When Caching Makes Systems Less Predictable

Situation

Caching is commonly introduced into systems that already work correctly.

The motivation is usually straightforward: reduce latency, lower load on a shared dependency, or smooth out traffic spikes. The cache sits in front of an existing data source, and the rest of the system remains unchanged. Reads become faster, and the underlying store sees fewer requests.

From the outside, very little appears to change. The same requests are made. The same data is returned. The system behaves as it did before, just faster.

This kind of change is rarely framed as a redesign. It is an optimization applied to a known-good system, often incrementally and without much ceremony.

The Reasonable Assumption

Given that framing, the expectations are predictable.

A cached response is assumed to be equivalent to an uncached one. If the underlying data changes, the cache is expected to reflect that change within some acceptable window. Bugs, when they occur, should be reproducible and traceable to a specific input or state.

Most importantly, caching is expected to affect performance characteristics, not system behavior. Turning the cache off should make the system slower, but not different.

These assumptions are not naive. They are consistent with how caching is typically described and how it behaves in simple cases.

What Actually Happened

Over time, the system began to exhibit behavior that was difficult to explain.

Identical requests sometimes returned different results. Recently updated data appeared to revert to older values. Issues would surface in production but disappear when investigated locally or under debugging. Restarting a service or redeploying code would “fix” problems that could not be reproduced on demand.
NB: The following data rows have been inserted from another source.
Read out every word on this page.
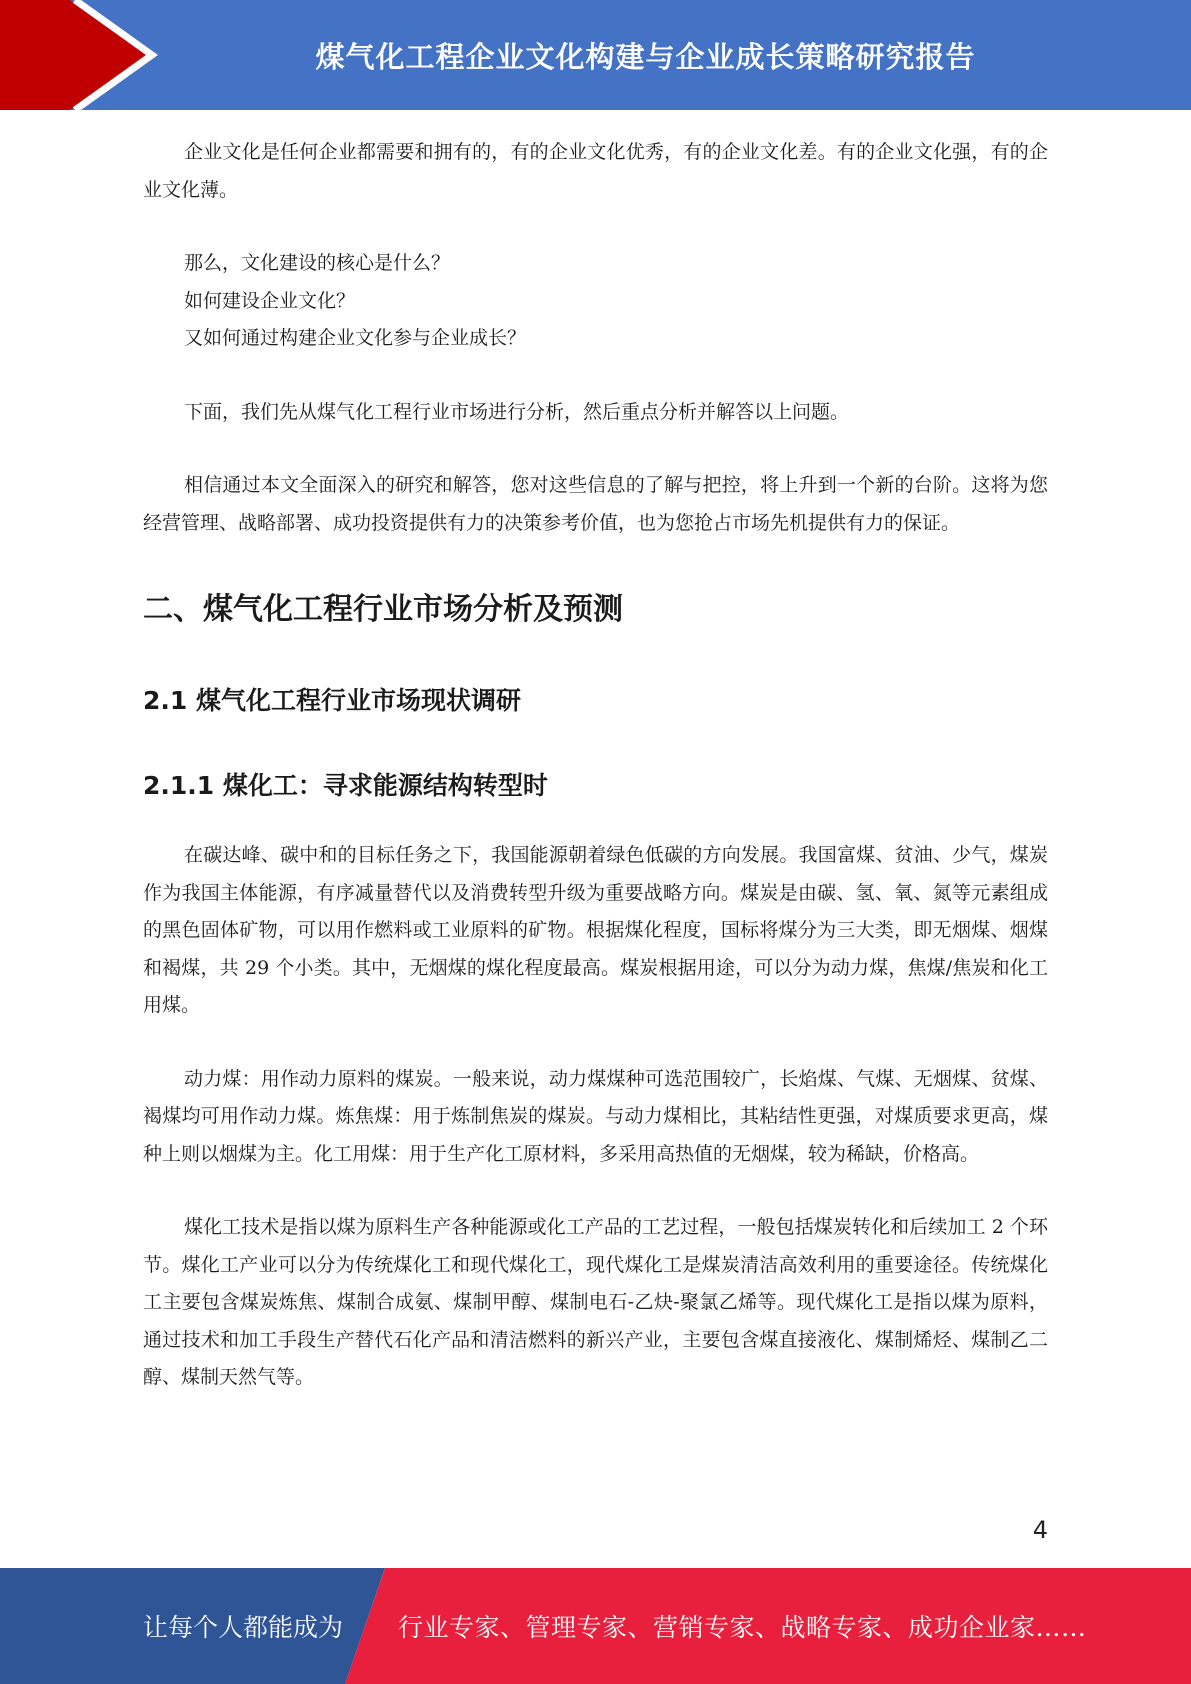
煤气化工程企业文化构建与企业成长策略研究报告

企业文化是任何企业都需要和拥有的，有的企业文化优秀，有的企业文化差。有的企业文化强，有的企业文化薄。

那么，文化建设的核心是什么？

如何建设企业文化？

又如何通过构建企业文化参与企业成长？

下面，我们先从煤气化工程行业市场进行分析，然后重点分析并解答以上问题。

相信通过本文全面深入的研究和解答，您对这些信息的了解与把控，将上升到一个新的台阶。这将为您经营管理、战略部署、成功投资提供有力的决策参考价值，也为您抢占市场先机提供有力的保证。

二、煤气化工程行业市场分析及预测
2.1 煤气化工程行业市场现状调研
2.1.1 煤化工：寻求能源结构转型时

在碳达峰、碳中和的目标任务之下，我国能源朝着绿色低碳的方向发展。我国富煤、贫油、少气，煤炭作为我国主体能源，有序减量替代以及消费转型升级为重要战略方向。煤炭是由碳、氢、氧、氮等元素组成的黑色固体矿物，可以用作燃料或工业原料的矿物。根据煤化程度，国标将煤分为三大类，即无烟煤、烟煤和褐煤，共 29 个小类。其中，无烟煤的煤化程度最高。煤炭根据用途，可以分为动力煤，焦煤/焦炭和化工用煤。

动力煤：用作动力原料的煤炭。一般来说，动力煤煤种可选范围较广，长焰煤、气煤、无烟煤、贫煤、褐煤均可用作动力煤。炼焦煤：用于炼制焦炭的煤炭。与动力煤相比，其粘结性更强，对煤质要求更高，煤种上则以烟煤为主。化工用煤：用于生产化工原材料，多采用高热值的无烟煤，较为稀缺，价格高。

煤化工技术是指以煤为原料生产各种能源或化工产品的工艺过程，一般包括煤炭转化和后续加工 2 个环节。煤化工产业可以分为传统煤化工和现代煤化工，现代煤化工是煤炭清洁高效利用的重要途径。传统煤化工主要包含煤炭炼焦、煤制合成氨、煤制甲醇、煤制电石-乙炔-聚氯乙烯等。现代煤化工是指以煤为原料，通过技术和加工手段生产替代石化产品和清洁燃料的新兴产业，主要包含煤直接液化、煤制烯烃、煤制乙二醇、煤制天然气等。

4
让每个人都能成为 行业专家、管理专家、营销专家、战略专家、成功企业家……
The most unsettling aspect was not that the system was wrong, but that it was unpredictable. Engineers could no longer reason about the current state of the system based solely on inputs and code. The same execution path could legitimately produce different outcomes depending on timing, deployment order, or which instance handled the request.

Removing the cache did restore predictability — but only temporarily. By that point, the system had grown to rely on behavior that the cache enabled.

An Illustrative Example

At a glance, the caching logic looked unremarkable.

const key = `user:${userId}`

let user = cache.get(key)
if (!user) {
  user = loadUserFromStore(userId)
  cache.set(key, user, { ttl: 300 })
}

return user

The code is correct in isolation. The cache key appears stable. The time-to-live is explicit. The cached value mirrors what would have been returned directly from the store.

The hidden complexity did not live in this function. It lived in what the key did not express: which version of the user data was expected, which related records were implicitly assumed to be stable, and which writes elsewhere in the system were supposed to invalidate this entry.

Why It Happened

Cache Keys Encode Assumptions

Cache keys tend to start simple. They often mirror function arguments or identifiers that feel fundamental to the data being retrieved.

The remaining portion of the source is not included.